I assumed that if my host died, I would share his death. I turned all my energies to learning how to perform what I now call transmigration. Two days before he died, I succeeded. My second host was the doctor of my first. I looked back at the soldier. A middle-aged man lay on his soiled bed, stretched out on his frame of bones. I felt guilt, relief, and I felt power.

I stayed in the doctor for two years, learning about humans and inhumanity. I learned how to read my hosts’ memories, to erase them, and replace them. I learned how to control my hosts. Humanity was my toy. But I also learned caution. One day I announced to my host that a disembodied entity had been living in his mind for two years, and would he like to ask me anything?

The poor man went quite mad, and I had to transmigrate again. The human mind is so fragile a toy. So puny!

Three nights later the waitress slammed a bowl of mutton down in front of Caspar. She had turned and gone before he had a chance to groan.

‘Mutton fat for dinner,’ beamed Sherry. ‘There’s a surprise.’
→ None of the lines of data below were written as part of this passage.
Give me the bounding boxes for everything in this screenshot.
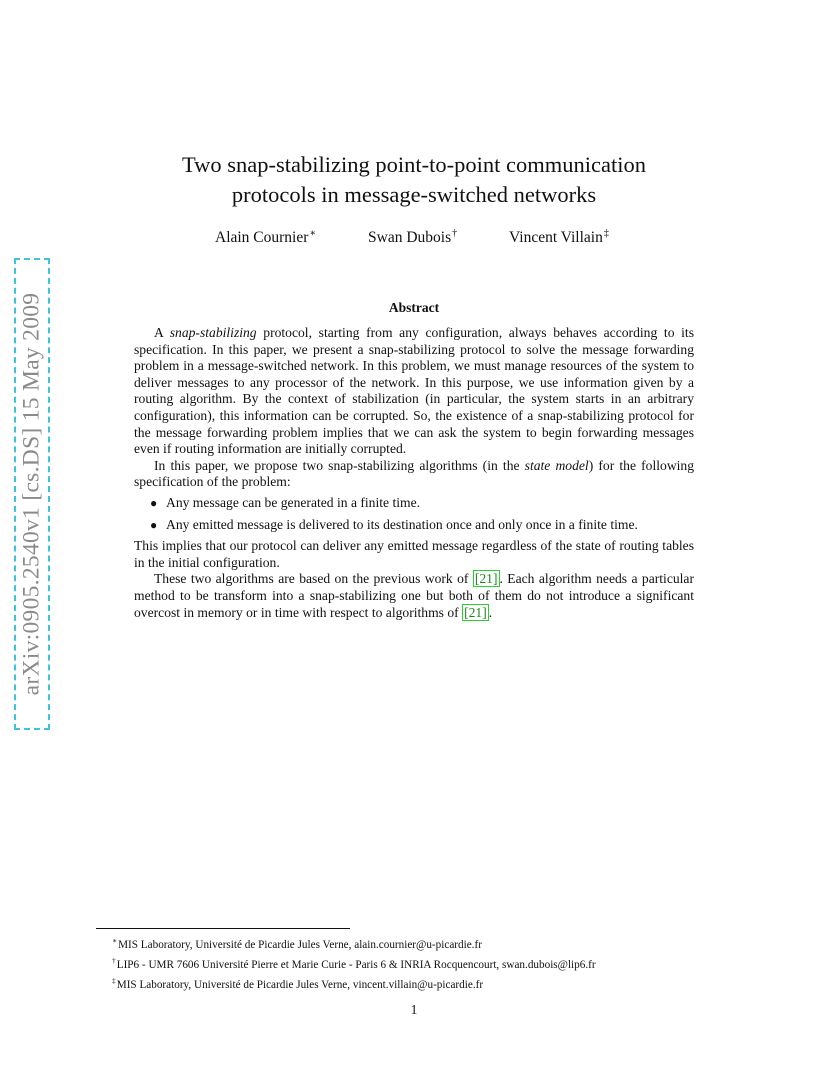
- footnote-3: ‡MIS Laboratory, Université de Picardie Jules Verne, vincent.villain@u-picardie.fr: [112, 976, 484, 991]
- citation-link[interactable]: [21]: [474, 571, 498, 587]
- author-3: Vincent Villain‡: [509, 228, 609, 246]
- list-item: ● Any message can be generated in a finite time.: [150, 494, 421, 510]
- abstract-paragraph-4: These two algorithms are based on the previous work of [21] . Each algorithm needs a particular method to be transform into a snap-stabilizing one but both of them do not introduce a significant overcost in memory or in time with respect to algorithms of [21] .: [134, 571, 694, 620]
- footnotes: [112, 933, 596, 993]
- bullet-icon: ●: [150, 495, 158, 510]
- arxiv-stamp: [14, 258, 50, 730]
- footnote-1: ∗MIS Laboratory, Université de Picardie Jules Verne, alain.cournier@u-picardie.fr: [112, 936, 482, 951]
- abstract-body: [134, 325, 694, 621]
- specification-list: [134, 495, 694, 533]
- footnote-2: †LIP6 - UMR 7606 Université Pierre et Marie Curie - Paris 6 & INRIA Rocquencourt, swan.dubois@lip6.fr: [112, 956, 596, 971]
- author-1: Alain Cournier∗: [215, 228, 317, 246]
- title-line-1: Two snap-stabilizing point-to-point communication: [182, 152, 646, 177]
- author-2: Swan Dubois†: [368, 228, 458, 246]
- arxiv-id: arXiv:0905.2540v1 [cs.DS] 15 May 2009: [18, 292, 45, 696]
- page-number: 1: [410, 1002, 418, 1017]
- list-item: ● Any emitted message is delivered to its destination once and only once in a finite time.: [150, 516, 638, 532]
- abstract-paragraph-1: A snap-stabilizing protocol, starting from any configuration, always behaves according to its specification. In this paper, we present a snap-stabilizing protocol to solve the message forwarding problem in a message-switched network. In this problem, we must manage resources of the system to deliver messages to any processor of the network. In this purpose, we use information given by a routing algorithm. By the context of stabilization (in particular, the system starts in an arbitrary configuration), this information can be corrupted. So, the existence of a snap-stabilizing protocol for the message forwarding problem implies that we can ask the system to begin forwarding messages even if routing information are initially corrupted.: [134, 325, 695, 457]
- abstract-paragraph-3: This implies that our protocol can deliver any emitted message regardless of the state of routing tables in the initial configuration.: [134, 538, 694, 570]
- author-list: [0, 228, 828, 250]
- footnote-rule: [96, 928, 350, 929]
- bullet-icon: ●: [150, 517, 158, 532]
- paper-title: [100, 150, 728, 210]
- citation-link[interactable]: [21]: [464, 604, 487, 620]
- abstract-paragraph-2: In this paper, we propose two snap-stabilizing algorithms (in the state model) for the following specification of the problem:: [134, 457, 695, 490]
- abstract-heading: Abstract: [388, 300, 440, 315]
- title-line-2: protocols in message-switched networks: [231, 182, 597, 207]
The waitress cleared the other tables. Caspar was experimenting at using mind control to make his mutton taste like turkey. I resisted the temptation to help him succeed. Sherry was reading. ‘Get this for Soviet doublespeak. From the nineteen forties, during Choilbalsan’s presidency. It says, “In the final analysis, life demonstrated the expediency of using the Russian alphabet.” What the author says this means, is that if you used Mongolian they shot you. Oath, how did people live under a master race like that, and why—’

The next moment all the lights in the building died.

Dim light came from the window of smoke stars, and a glowing red sign in Cyrillic beyond the wasteland. We had wondered what the sign meant, and we did again now.